Ivanka at a Temple, Putin Shirtless Again: Inside SNL’s Most Stylishly Savage Political Sketch Yet

source: Saturday Night Live/YouTube

SNL Serves Satirical Couture with “The White POTUS”: A Political Getaway Dripping in Drama, Decadence, and Donkeys

Saturday Night Live has never shied away from blending bold political satire with pop culture pastiche, but on the night of April 12, the legendary Studio 8H gave us a fever dream we didn’t know we needed—The White POTUS. The sketch, which brilliantly riffs on The White Lotus’s iconic third season, reimagines HBO’s prestige series through a Beltway lens, sending the Trump dynasty and their orbit on a balmy, unhinged escape to a fictional Thai resort.

This isn’t just parody—it’s a designer-level send-up, styled with symbolism, satire, and sharp character play. Think of it as the political runway you didn’t know you needed.

Opening with a surreal credit sequence, SNL’s team swaps White Lotus’s ominous hand-painted monkeys and serpents for a symbolic, and savagely delightful, clash of red elephants and blue donkeys. Founding Fathers hang out of mouths like brooches on the lapel of history. It’s chaos, but couture.

Saturday Night Live
source: Saturday Night Live/YouTube

Enter: Donald Trump, played by SNL’s reigning impersonation king James Austin Johnson, in a sedated daze, popping lorazepam like they’re after-dinner mints served atop a tiny McDonald’s burger patty. Melania (Chloe Fineman) offers up a Parker Posey-inflected vision that feels like the fever dream of an abandoned Vogue cover shoot—aloof, eccentric, and vaguely European.

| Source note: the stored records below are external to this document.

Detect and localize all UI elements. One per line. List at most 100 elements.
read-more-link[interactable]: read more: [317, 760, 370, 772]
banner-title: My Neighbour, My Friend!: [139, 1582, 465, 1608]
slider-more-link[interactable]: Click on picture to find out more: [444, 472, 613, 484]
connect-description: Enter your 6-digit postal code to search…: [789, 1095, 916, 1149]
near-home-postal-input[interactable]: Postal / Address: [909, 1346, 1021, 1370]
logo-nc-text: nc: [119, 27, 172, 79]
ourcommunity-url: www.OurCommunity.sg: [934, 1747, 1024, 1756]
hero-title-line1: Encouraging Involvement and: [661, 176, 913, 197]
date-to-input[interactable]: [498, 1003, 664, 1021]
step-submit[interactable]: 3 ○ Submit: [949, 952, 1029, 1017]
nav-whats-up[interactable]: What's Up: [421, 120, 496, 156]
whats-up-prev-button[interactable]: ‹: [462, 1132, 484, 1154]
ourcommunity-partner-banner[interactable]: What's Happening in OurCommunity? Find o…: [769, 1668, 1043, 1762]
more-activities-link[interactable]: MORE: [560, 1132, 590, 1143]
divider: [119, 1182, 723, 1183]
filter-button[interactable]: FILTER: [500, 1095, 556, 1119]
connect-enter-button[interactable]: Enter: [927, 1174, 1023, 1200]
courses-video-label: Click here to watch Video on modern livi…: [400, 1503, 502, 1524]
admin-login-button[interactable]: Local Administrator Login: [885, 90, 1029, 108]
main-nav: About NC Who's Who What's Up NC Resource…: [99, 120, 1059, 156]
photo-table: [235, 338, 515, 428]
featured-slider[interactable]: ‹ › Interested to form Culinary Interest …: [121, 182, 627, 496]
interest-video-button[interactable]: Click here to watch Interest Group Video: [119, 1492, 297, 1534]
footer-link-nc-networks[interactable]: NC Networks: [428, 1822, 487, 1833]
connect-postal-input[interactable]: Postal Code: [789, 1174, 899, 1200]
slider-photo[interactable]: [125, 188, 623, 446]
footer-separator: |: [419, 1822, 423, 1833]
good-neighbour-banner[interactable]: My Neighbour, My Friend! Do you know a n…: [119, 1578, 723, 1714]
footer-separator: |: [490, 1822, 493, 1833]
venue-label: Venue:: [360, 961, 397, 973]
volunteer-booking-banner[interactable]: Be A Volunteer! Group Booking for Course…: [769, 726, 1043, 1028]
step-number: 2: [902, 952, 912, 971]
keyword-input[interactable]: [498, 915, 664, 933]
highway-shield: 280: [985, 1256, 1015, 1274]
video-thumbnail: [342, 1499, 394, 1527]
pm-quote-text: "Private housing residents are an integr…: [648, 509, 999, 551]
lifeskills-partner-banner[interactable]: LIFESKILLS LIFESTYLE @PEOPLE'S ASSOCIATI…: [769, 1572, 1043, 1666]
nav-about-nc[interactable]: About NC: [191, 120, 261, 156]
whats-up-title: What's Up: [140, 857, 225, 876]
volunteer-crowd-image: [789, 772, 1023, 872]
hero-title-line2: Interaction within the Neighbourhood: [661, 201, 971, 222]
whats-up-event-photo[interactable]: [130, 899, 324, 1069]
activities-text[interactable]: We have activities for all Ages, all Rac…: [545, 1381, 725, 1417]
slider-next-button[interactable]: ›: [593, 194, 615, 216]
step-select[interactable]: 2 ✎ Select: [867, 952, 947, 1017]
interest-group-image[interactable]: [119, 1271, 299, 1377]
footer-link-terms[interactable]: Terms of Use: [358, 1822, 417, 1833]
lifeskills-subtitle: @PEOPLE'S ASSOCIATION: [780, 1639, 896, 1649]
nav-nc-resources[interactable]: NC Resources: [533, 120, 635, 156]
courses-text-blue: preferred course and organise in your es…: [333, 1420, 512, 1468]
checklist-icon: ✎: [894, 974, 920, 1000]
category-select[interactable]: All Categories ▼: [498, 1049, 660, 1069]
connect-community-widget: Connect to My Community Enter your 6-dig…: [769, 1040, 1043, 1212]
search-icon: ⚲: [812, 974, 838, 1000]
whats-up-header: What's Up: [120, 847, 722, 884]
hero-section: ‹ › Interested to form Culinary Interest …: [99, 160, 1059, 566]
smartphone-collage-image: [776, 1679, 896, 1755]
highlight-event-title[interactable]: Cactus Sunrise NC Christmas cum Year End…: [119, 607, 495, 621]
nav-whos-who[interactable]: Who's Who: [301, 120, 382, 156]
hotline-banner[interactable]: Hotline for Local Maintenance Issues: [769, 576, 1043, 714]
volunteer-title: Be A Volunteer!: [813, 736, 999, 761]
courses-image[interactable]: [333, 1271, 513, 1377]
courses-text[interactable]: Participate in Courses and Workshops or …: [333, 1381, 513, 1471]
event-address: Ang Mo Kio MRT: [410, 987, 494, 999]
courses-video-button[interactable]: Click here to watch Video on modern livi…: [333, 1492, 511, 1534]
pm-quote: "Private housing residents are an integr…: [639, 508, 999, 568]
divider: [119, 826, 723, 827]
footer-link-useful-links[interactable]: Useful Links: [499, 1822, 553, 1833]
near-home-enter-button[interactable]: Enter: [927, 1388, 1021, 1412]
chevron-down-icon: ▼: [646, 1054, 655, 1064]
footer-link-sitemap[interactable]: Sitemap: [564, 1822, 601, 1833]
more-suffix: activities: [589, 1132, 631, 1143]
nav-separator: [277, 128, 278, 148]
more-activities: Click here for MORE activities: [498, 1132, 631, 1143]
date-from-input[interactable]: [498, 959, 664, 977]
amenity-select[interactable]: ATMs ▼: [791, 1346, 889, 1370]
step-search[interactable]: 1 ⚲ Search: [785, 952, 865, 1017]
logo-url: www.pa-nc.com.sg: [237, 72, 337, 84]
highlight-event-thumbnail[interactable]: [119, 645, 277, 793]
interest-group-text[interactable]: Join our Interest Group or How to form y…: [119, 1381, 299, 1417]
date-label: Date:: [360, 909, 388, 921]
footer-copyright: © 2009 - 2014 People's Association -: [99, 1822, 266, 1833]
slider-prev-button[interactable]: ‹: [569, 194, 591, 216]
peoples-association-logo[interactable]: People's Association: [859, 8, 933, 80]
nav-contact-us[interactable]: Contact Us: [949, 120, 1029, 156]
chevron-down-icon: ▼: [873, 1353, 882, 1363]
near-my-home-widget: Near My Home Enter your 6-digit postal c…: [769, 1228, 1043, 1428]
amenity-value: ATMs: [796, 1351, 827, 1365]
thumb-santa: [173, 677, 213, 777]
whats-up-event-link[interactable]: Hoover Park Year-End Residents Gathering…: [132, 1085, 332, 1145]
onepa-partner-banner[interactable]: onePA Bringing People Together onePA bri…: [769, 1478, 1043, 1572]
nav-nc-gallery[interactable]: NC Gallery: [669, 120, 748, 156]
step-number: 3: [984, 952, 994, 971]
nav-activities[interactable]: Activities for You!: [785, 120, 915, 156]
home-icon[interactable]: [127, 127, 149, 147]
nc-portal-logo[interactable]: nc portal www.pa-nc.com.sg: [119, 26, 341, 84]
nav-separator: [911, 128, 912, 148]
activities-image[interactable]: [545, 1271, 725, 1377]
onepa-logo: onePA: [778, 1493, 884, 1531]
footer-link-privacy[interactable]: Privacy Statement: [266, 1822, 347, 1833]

The boys? Pure comedic gym-bro realness. Donald Jr. and Eric Trump, portrayed by Mikey Day and returning cast member Alex Moffat, blend the frat-boy fitness energy of Succession’s Tom and Greg with the gym-tan-laundry aesthetic of a disgraced Abercrombie ad. “B-T-dubs, where’s Ivanka?” one of them asks, casually blending Valley Girl cadence with national intrigue.

And where is Ivanka? Scarlett Johansson returns in platinum-blonde form to offer a spiritual spin—seated cross-legged at a serene Buddhist temple, contemplating whether she can truly surrender greed and material possessions. Her decision? Swift and chic: she grabs her Prada and runs.

But the real runway moment? Jon Hamm, radiating Kennedy cool and a dash of villainous charm, enters as RFK Jr., the Secretary of Health and Human Services. He brandishes a syringe of measles like it’s a high-stakes accessory on Project Runway: Pandemic Edition. Nearby, a woman—played by Sarah Sherman with the ethereal eccentricity of Aimee Lou Wood—gazes at a monkey with Vogue-level detachment, just before RFK Jr. storms off, knife in hand, to “kill it and eat it.” Ferality meets fashion.

And in the biggest casting surprise of the night? Lizzo, as the resort’s exhausted spa manager à la Belinda (Natasha Rothwell’s breakout role), serving us capitalism fatigue chic. “There was $20 million in my account. Now it’s $5 million,” she sighs, eyes wide, wrists heavy with invisible Cartier.

Let’s not forget the fashion-forward frenemy trio: Heidi Gardner as South Dakota Governor Kristi Noem, Ashley Padilla as Pam Bondi, and Marcello Hernández’s Marco Rubio, delivering shade sharper than a Balenciaga shoulder pad.

And then there’s Beck Bennett’s shirtless Putin—yes, he’s back—and Kenan Thompson’s inexplicable Tiger Woods cameo. Honestly, it’s giving surrealism, it’s giving satire, it’s giving White Lotus: Mar-a-Lago Edition.

The White POTUS is more than just a sketch. It’s an absurdist, hyper-satirical look at American power, painted in bold pastels and wrapped in the drama of privilege, exile, and political parody. The wardrobe may be invisible, but the commentary is haute.